Fifty Shades of Grey
sold 70 million copies. We can’t know how many of those were bought by
millennials, but even if it’s just 1%, that’s a lot of S&M.
Or is it? Those unfortunate enough to read through Anna’s
and Christians psycho-sexual train wreck will know that there isn’t much BDSM
in the first book besides one instance of spanking. The raunchiest scene is a
dream sequence. In fact, the main theme of the book seems to be insecurity.
Compare this to The
Story of O, a bestseller among baby boomers in France, replete with scenes
of whipping, group sex, bondage and voluntary human slavery. And let’s not
forget the works of the Marquis De Sade, available in all good bookshops during
the French enlightenment and overflowing with the most obscene in human
sexuality.
Turning to more traditional statistics (disclaimer: from the
United States), our generation is more likely to think sex is fine, inside and
outside of marriage, but we are also losing our virginity later and are slightly
less sexually active while at university than the boomers.

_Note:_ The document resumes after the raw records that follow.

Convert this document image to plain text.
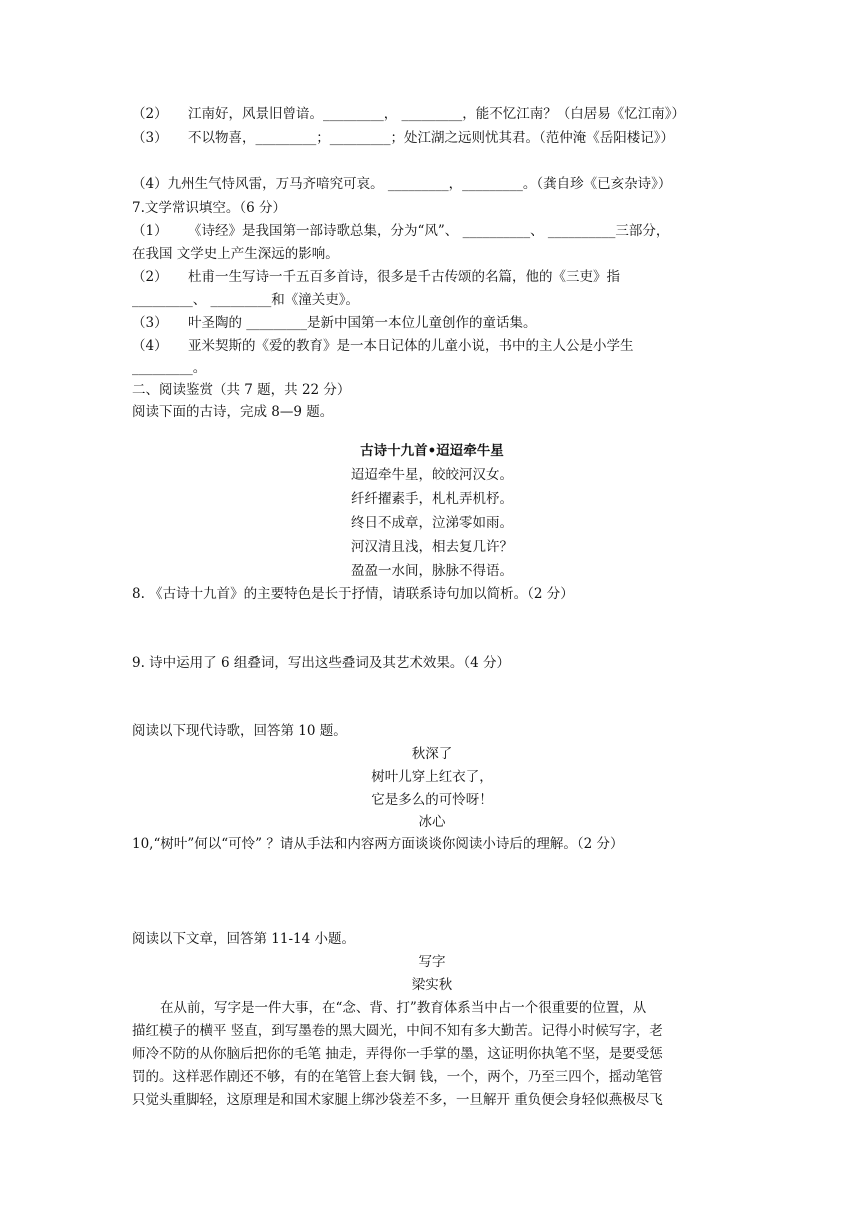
（2） 江南好，风景旧曾谙。_________， _________，能不忆江南？（白居易《忆江南》）
（3） 不以物喜，_________；_________；处江湖之远则忧其君。（范仲淹《岳阳楼记》）
（4）九州生气恃风雷，万马齐喑究可哀。 _________，_________。（龚自珍《已亥杂诗》）
7.文学常识填空。（6 分）
（1） 《诗经》是我国第一部诗歌总集，分为“风”、 __________、 __________三部分，
在我国 文学史上产生深远的影响。
（2） 杜甫一生写诗一千五百多首诗，很多是千古传颂的名篇，他的《三吏》指
_________、 _________和《潼关吏》。
（3） 叶圣陶的 _________是新中国第一本位儿童创作的童话集。
（4） 亚米契斯的《爱的教育》是一本日记体的儿童小说，书中的主人公是小学生
_________。
二、阅读鉴赏（共 7 题，共 22 分）
阅读下面的古诗，完成 8—9 题。
古诗十九首•迢迢牵牛星
迢迢牵牛星，皎皎河汉女。
纤纤擢素手，札札弄机杼。
终日不成章，泣涕零如雨。
河汉清且浅，相去复几许？
盈盈一水间，脉脉不得语。
8. 《古诗十九首》的主要特色是长于抒情，请联系诗句加以简析。（2 分）
9. 诗中运用了 6 组叠词，写出这些叠词及其艺术效果。（4 分）
阅读以下现代诗歌，回答第 10 题。
秋深了
树叶儿穿上红衣了，
它是多么的可怜呀！
冰心
10,“树叶”何以“可怜” ？请从手法和内容两方面谈谈你阅读小诗后的理解。（2 分）
阅读以下文章，回答第 11-14 小题。
写字
梁实秋
在从前，写字是一件大事，在“念、背、打”教育体系当中占一个很重要的位置，从
描红模子的横平 竖直，到写墨卷的黑大圆光，中间不知有多大勤苦。记得小时候写字，老
师冷不防的从你脑后把你的毛笔 抽走，弄得你一手掌的墨，这证明你执笔不坚，是要受惩
罚的。这样恶作剧还不够，有的在笔管上套大铜 钱，一个，两个，乃至三四个，摇动笔管
只觉头重脚轻，这原理是和国术家腿上绑沙袋差不多，一旦解开 重负便会身轻似燕极尽飞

Teenage girls from our generation are/were less sexually
active than those of generation X, the so-called ‘AIDS generation’, and we have
fewer unplanned pregnancies and abortions, in large part because we are more
responsible about birth control.
We are marrying later as well, but not because we’re busy
playing the field. Our generation has fewer sexual partners before marriage
than gen-X.
Leaving sex for a moment, our generation is less likely than
any of the recent generations to have a self-inflicted accident. We have fewer
deaths from drug overdoses. We commit fewer crimes. Our American cousins are
heavily progressive in their politics.
According to ‘Millennials
Rising: the next great generation’, we’re conventional, focused on
security, and pressured to ‘study hard, avoid personal risks and take full
advantage of the collective opportunities adults are offering’.
Armed with that data, let’s speculate: it seems that we are
liberal but risk-averse. Life is pretty sweet and we don’t want or need to
deviate from the basic narrative to have a great time.
Our boomer parents have made us believe we are special and
all-powerful. We seek confirmation of that in rapid advancement in meaningful
careers and strong, stable, supportive relationships.
We’re not squeamish about sex but that also means
deviousness has lost a bit of its allure. And we’re not so keen to experiment
with intimacy if it might end in a bruised ego.
We seem like a very likeable and inevitably successful
generation, but also a bit earnest and boring.